Original Author: Ankit Somani, Co-Founder of AllyO
With technology advancements and the explosion of data, programmers are shifting from writing code for known outcomes to building contextual and self-learning capabilities that can solve for the methodology to get to an outcome. Similarly, we predict that using modern AI-based technology, the role of recruiters will progress from running the process to configuring the intelligence for the process that can run by itself and automatically get better.
Traditionally, the core of B2B software was a collection of if-then-else statements that solved for a specific business outcome. A programmer would typically write a structured language input, that a machine can understand, with the intent and expected output in mind. This worked well when all intents and outcomes were clearly defined and known upfront.

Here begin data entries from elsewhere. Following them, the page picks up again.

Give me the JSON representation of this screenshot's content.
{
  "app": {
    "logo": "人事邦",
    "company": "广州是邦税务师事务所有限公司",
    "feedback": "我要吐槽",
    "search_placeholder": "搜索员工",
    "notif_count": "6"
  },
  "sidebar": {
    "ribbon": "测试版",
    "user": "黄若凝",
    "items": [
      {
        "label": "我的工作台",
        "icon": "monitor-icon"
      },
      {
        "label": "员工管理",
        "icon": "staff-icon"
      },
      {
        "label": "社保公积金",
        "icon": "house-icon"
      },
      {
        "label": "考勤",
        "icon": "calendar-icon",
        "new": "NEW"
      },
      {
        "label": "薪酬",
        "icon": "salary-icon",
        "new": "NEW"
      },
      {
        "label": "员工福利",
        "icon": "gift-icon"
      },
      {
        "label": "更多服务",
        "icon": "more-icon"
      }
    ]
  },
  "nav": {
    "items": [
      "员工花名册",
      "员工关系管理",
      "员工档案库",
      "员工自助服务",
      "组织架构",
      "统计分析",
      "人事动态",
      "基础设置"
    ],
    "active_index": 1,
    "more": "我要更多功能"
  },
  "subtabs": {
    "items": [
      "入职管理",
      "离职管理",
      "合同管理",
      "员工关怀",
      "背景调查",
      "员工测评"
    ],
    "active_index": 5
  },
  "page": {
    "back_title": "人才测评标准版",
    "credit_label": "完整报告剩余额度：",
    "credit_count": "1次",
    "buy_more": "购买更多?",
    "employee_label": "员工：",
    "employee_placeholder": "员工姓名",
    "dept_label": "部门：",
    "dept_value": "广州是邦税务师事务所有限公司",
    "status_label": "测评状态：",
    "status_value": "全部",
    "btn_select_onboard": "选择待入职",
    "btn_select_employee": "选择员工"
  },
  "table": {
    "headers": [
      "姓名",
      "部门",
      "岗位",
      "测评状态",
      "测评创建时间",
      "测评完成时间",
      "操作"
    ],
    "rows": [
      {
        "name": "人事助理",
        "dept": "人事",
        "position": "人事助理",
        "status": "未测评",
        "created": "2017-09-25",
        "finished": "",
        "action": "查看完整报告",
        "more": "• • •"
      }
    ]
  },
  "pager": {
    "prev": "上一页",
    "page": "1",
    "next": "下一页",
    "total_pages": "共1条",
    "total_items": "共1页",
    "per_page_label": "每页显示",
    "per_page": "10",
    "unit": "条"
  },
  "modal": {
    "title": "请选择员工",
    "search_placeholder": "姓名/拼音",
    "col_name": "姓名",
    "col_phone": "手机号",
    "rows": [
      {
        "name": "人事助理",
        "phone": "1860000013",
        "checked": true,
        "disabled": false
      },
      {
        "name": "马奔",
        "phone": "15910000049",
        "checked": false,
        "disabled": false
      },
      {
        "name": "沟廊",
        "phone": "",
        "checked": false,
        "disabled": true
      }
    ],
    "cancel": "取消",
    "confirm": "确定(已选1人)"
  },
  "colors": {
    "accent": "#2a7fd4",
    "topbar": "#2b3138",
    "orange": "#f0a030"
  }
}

However, with the explosion of data that organizations are collecting, intents are often buried deep in data and a programmer may not always know them upfront. An intent in today’s world is a combination of interesting correlations found within data in question and a human’s perception of whether they are valuable and if a true causal relationship exists. Tools to analyze data are then designed to include easier ways to ask more natural language questions so that one can proactively discover if there is a worthwhile path to chase. There is certainly the role of the developer that identifies, assimilates and cleans data along with building and training models to identify interesting relationships. These models, once trained, need constant maintenance to make sure that their predictions are sound – doubling down on the right correlations and choosing to ignore others. So while the programmers are building the foundational layer to process and poke data sets, there is an emerging role within organizations for constantly identifying patterns, validating them and training the system to get smarter for the broader business outcomes.
Historically, recruiters have spent a big part of their day performing objective tasks like screening resumes, qualifying candidates and scheduling conversations. In the HR Tech space, there are now a plethora of AI-based tools that attempt to perform the same objective tasks, e.g., understand a hiring manager’s intent, write a job description, automatically source candidates, screen, schedule interviews and process the rest of the workflow. Thus it’s important to understand how recruiters add value in such a world
Before we answer that, let's look deeper into what these AI tools essentially do. Their stack generally is composed of two layers: (a) Workflow automation and (b) Trainable models absorbing new data generated and translating them into improvements for the same automated workflows. While these systems can automate workflows, every organization will be different for the exact workflow steps and expected outcomes. A general purpose workflow automation system will thus neither be good enough for any individual organization nor give that same organization an edge over their competitors deploying the same tool.
A recruiter’s job in this world is then to both assemble the right set of tools so that efficiency is maximized and to train the net system to work best for their organization. To do so, they would now need to spend time dissecting data to understand patterns and anomalies as well as train the system to make smarter causal relationships for that organization. In essence, the level and knowledge needed to both identify and execute if-then-else statements have been elevated at a level which is accessible to a recruiter, who can now interface directly with the AI tool (ie machine). Already there are enough recruiters who are trained to speak machine language. This newfound ability to tune a system without any specific development effort, traditionally beyond the reach of a recruiter, demonstrates strong semblance with that of an evolved programmer.
The analogy established above is not futuristic – we already see recruiters in our customer’s organizations who are actively playing this role. A large hospitality chain customer of ours has completely automated their entire recruiting process, from Capture to Hire. Their recruiters are now spending less than half of the time they used to in traditional administrative activities. Instead they have repurposed their efforts in looking at the underlying intelligence tool, trying to determine patterns and fixing it directly – how disqualifications reasons vary based on geography and roles, why certain applicants are stuck in the process even though they seemed a good fit, how interview show-rate for interviewers can be made better etc. These actions are further making the system nuanced and truly automated across the varying hiring needs across the company.